The developer and cyber security specialist Sabri Haddouche found that 15 lines of CSS code running on iOS cause the kernel to crash and reboot the device. On the macOS after the clicking on the "overloaded" link, the browser may freeze. All versions of iOS, including the latest update 11.4.1, as well as iOS 12, which is currently undergoing beta testing are vulnerable.
Haddouche published a PoC code on GitHub. It exploits a vulnerability in the WebKit web rendering engine. Placement of a large number of tags (for example, a div) inside the CSS property of backdrop-filter results in all the device resources being used to render the page.
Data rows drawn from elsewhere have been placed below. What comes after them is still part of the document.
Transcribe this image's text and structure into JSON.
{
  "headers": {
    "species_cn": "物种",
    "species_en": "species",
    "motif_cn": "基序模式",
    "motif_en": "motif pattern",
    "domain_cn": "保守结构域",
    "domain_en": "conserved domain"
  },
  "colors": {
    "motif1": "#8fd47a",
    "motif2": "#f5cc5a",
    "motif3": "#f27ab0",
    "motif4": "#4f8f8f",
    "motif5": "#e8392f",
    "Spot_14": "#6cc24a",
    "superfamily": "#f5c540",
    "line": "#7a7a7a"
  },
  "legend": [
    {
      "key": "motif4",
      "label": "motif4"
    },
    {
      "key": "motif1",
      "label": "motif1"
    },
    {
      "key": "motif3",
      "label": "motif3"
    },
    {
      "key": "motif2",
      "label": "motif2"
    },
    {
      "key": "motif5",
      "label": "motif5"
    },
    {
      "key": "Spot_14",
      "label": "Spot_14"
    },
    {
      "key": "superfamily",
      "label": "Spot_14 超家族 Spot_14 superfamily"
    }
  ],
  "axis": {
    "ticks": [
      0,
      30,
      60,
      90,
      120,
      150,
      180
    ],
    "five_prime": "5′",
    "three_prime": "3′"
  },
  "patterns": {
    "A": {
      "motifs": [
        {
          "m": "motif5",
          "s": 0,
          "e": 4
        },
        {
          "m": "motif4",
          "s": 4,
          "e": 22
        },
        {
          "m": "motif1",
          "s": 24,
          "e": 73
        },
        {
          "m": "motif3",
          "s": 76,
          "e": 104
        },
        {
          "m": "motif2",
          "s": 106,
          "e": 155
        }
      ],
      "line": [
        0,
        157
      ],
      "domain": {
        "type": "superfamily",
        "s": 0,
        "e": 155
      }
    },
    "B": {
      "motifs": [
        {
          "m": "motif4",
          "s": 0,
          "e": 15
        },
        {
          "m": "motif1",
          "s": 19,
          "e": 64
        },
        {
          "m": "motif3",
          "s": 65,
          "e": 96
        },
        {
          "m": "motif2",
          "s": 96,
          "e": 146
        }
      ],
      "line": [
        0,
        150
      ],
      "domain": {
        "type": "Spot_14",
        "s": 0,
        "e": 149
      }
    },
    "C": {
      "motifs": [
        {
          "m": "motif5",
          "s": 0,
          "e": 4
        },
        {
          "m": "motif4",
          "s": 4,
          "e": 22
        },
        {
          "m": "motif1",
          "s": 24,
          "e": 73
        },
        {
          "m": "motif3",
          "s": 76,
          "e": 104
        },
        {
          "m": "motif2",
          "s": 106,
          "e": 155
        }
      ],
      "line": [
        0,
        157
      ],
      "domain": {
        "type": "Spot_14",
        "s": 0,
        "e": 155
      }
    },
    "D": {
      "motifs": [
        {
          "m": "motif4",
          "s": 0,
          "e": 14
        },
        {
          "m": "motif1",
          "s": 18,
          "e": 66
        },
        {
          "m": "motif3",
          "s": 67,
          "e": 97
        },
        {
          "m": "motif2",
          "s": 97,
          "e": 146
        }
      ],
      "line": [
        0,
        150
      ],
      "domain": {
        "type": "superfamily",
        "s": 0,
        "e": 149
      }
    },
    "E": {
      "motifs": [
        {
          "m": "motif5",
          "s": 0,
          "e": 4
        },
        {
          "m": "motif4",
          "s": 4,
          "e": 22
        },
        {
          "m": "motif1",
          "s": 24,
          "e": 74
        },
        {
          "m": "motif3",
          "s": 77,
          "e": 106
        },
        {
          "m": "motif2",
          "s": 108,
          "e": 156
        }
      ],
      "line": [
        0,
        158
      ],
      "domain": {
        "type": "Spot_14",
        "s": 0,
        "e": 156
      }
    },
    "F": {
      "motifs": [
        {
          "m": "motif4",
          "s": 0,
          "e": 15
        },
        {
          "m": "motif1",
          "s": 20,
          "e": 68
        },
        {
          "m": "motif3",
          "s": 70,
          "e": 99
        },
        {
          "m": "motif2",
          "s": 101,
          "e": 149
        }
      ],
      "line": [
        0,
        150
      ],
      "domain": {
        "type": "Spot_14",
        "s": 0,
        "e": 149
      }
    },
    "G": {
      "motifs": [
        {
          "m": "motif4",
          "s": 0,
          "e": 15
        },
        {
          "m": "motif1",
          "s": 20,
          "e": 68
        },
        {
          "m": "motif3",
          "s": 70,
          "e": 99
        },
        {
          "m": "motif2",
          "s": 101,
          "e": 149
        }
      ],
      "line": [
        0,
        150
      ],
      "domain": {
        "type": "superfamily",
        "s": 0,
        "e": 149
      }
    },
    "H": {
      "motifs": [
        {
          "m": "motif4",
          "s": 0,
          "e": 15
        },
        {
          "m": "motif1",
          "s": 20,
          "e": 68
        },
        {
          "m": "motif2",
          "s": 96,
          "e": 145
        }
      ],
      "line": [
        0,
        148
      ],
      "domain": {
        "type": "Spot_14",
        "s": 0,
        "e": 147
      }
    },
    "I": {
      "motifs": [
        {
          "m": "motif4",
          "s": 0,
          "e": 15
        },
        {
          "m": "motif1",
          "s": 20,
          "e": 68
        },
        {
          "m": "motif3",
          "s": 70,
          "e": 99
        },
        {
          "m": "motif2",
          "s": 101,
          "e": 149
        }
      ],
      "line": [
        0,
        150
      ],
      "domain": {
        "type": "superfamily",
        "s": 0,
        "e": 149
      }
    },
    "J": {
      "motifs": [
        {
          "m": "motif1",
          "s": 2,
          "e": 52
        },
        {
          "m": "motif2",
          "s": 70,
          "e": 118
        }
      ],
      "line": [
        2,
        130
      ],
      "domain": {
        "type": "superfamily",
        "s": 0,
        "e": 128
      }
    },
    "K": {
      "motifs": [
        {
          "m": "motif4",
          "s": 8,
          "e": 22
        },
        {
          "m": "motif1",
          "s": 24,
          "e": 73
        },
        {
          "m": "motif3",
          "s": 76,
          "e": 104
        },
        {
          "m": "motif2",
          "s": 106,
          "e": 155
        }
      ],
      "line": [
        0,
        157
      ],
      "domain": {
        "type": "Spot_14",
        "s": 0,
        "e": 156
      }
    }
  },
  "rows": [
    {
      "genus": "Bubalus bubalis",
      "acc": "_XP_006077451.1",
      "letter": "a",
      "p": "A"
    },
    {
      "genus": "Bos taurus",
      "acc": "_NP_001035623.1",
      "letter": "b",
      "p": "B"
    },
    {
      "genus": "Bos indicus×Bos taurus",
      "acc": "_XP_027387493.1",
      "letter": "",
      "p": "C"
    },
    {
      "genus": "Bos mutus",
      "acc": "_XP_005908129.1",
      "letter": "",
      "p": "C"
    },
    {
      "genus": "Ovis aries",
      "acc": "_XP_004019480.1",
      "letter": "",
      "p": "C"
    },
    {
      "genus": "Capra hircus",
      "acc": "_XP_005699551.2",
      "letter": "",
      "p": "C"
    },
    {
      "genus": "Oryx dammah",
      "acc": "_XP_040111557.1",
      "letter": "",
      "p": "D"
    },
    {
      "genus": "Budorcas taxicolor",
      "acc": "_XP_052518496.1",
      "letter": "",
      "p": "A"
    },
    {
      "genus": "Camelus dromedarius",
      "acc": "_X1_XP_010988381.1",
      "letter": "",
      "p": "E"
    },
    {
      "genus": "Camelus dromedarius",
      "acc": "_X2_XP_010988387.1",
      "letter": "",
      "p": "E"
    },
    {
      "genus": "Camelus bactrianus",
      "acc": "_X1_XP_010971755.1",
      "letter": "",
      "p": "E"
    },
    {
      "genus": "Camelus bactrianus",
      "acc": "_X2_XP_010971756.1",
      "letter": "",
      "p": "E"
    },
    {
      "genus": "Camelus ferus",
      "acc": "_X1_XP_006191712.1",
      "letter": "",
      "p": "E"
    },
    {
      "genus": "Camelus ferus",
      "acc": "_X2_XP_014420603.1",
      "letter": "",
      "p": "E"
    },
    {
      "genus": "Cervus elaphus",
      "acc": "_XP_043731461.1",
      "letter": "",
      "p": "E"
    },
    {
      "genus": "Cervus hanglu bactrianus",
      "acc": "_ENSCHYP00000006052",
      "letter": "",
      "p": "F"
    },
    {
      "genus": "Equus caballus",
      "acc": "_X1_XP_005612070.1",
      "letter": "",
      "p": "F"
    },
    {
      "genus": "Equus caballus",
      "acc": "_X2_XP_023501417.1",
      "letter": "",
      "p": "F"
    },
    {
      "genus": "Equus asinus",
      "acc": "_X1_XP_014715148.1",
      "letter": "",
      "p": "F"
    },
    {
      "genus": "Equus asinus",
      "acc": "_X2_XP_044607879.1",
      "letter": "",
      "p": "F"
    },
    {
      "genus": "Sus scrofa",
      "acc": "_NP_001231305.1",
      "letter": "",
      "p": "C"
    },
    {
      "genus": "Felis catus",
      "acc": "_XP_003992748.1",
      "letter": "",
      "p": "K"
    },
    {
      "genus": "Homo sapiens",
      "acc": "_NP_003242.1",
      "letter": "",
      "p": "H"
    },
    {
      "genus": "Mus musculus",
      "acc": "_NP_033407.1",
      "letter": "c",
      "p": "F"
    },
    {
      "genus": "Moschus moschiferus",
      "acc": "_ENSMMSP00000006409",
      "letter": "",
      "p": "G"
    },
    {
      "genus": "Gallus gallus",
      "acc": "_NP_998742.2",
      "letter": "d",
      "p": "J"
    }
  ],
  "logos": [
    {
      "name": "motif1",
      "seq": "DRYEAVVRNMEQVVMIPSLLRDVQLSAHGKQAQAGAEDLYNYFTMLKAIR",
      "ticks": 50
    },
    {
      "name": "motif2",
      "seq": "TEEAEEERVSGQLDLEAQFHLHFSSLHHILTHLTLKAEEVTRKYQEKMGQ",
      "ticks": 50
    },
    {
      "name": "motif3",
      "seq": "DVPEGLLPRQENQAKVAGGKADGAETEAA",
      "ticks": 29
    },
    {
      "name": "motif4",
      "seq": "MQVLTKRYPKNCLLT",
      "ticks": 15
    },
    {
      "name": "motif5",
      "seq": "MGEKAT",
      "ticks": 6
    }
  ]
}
This causes a crash in the kernel, and the system starts a reboot to prevent it from corrupting.
The developer notified Apple of the vulnerability, and the company began an internal investigation.
As Haddouche noted in a conversation with TechCrunch, all applications that handle HTML are under threat. You can cause a failure through an e-mail message or a link to an "overloaded" web page. The attack does not allow executing malicious code and does not allow an attacker to access the device data, however, according to experts, it will be difficult to find a way to prevent it.
CSS is a tool for designing web content written primarily in HTML. However, specialists from time to time discover that it allows, for example, to collect confidential user like passwords or track actions on the web.